The auxiliary space complexity is O(H) because recursion depth and current_path both depend on tree height. In the worst case of a skewed tree, this becomes O(N). The output list itself is not counted in auxiliary space since it is required by the problem.
Test Cases
# Helper TreeNode class for testing
class TreeNode:
def __init__(self, val=0, left=None, right=None):
self.val = val
self.left = left
self.right = right
solution = Solution()
# Example 1
root1 = TreeNode(
5,
TreeNode(
4,
TreeNode(
11,
TreeNode(7),
TreeNode(2)
)
),
TreeNode(
8,
TreeNode(13),
TreeNode(
4,
TreeNode(5),
TreeNode(1)
)
)
)
assert solution.pathSum(root1, 22) == [
[5, 4, 11, 2],
[5, 8, 4, 5]
] # multiple valid paths
# Example 2
root2 = TreeNode(1, TreeNode(2), TreeNode(3))
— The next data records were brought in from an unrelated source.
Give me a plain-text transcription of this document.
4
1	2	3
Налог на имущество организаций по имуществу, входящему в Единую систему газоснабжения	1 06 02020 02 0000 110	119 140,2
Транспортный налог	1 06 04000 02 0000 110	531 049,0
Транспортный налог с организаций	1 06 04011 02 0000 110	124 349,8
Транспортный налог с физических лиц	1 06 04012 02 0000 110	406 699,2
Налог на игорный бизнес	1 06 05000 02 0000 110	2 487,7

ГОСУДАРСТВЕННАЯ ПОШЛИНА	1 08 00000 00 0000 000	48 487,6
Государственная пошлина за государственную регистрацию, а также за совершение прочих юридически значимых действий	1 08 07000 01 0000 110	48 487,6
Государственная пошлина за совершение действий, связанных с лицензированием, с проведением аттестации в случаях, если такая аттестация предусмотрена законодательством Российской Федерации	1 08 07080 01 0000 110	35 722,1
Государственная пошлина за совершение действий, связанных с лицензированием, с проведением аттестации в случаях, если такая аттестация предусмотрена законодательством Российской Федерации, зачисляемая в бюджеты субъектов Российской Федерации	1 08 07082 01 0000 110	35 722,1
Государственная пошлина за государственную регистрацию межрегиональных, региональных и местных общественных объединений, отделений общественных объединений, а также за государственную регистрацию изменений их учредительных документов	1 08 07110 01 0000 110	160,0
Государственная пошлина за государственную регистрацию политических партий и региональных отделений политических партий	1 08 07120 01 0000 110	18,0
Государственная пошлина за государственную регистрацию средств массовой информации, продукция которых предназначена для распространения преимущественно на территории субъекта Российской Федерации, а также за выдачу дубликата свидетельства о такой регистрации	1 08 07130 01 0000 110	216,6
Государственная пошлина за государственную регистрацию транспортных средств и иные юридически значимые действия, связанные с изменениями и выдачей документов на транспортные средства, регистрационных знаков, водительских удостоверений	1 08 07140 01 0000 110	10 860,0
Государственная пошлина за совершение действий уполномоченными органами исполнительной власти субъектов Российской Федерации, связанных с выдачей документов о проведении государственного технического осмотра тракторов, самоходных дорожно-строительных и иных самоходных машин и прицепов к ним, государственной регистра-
assert solution.pathSum(root2, 5) == [] # no valid path
# Example 3
root3 = TreeNode(1, TreeNode(2))
assert solution.pathSum(root3, 0) == [] # impossible target
# Empty tree
assert solution.pathSum(None, 10) == [] # no nodes
# Single node valid
root4 = TreeNode(5)
assert solution.pathSum(root4, 5) == [[5]] # root equals target
# Single node invalid
root5 = TreeNode(5)
assert solution.pathSum(root5, 10) == [] # root does not match target
# Negative values
root6 = TreeNode(
-2,
None,
TreeNode(-3)
)
assert solution.pathSum(root6, -5) == [
[-2, -3]
] # negative numbers
# Multiple overlapping paths
root7 = TreeNode(
1,
TreeNode(2, TreeNode(3)),
TreeNode(2, None, TreeNode(3))
)
assert solution.pathSum(root7, 6) == [
[1, 2, 3],
[1, 2, 3]
] # duplicate valid paths
# Deep skewed tree
root8 = TreeNode(
1,
TreeNode(
2,
TreeNode(
3,
TreeNode(4)
)
)
)
assert solution.pathSum(root8, 10) == [
[1, 2, 3, 4]
] # skewed tree path
| Test | Why |
|---|---|
| Example 1 | Verifies multiple valid paths |
| Example 2 | Verifies no valid path exists |
| Example 3 | Checks impossible target |
| Empty tree | Ensures None input works |
| Single node valid | Root is also a leaf |
| Single node invalid | Leaf path does not match target |
| Negative values | Confirms negative sums are handled correctly |
| Duplicate paths | Ensures independent path storage |
| Deep skewed tree | Tests recursion depth and single-path traversal |
Edge Cases
Empty Tree
An empty tree (root = None) is a common source of bugs because recursion may attempt to access properties on a null object. Our implementation immediately returns from DFS when encountering None, which naturally produces an empty result list.
Single Node Tree
When the tree contains only one node, the root is also a leaf. A naive implementation might forget to treat this as a complete path. Our leaf condition explicitly checks whether both children are missing, ensuring single-node trees are handled correctly.
Negative Node Values
Because node values may be negative, early pruning is unsafe. For example, a path sum may temporarily exceed the target and later decrease due to negative numbers. Our implementation avoids incorrect pruning entirely and explores all root-to-leaf paths, guaranteeing correctness.
Mutable Path Bugs
A subtle issue in backtracking problems is accidentally storing references to a mutable path instead of copies. If we appended current_path directly, later pop() operations would modify already stored answers. By saving current_path[:] in Python and using copy() in Go, each result remains independent and correct.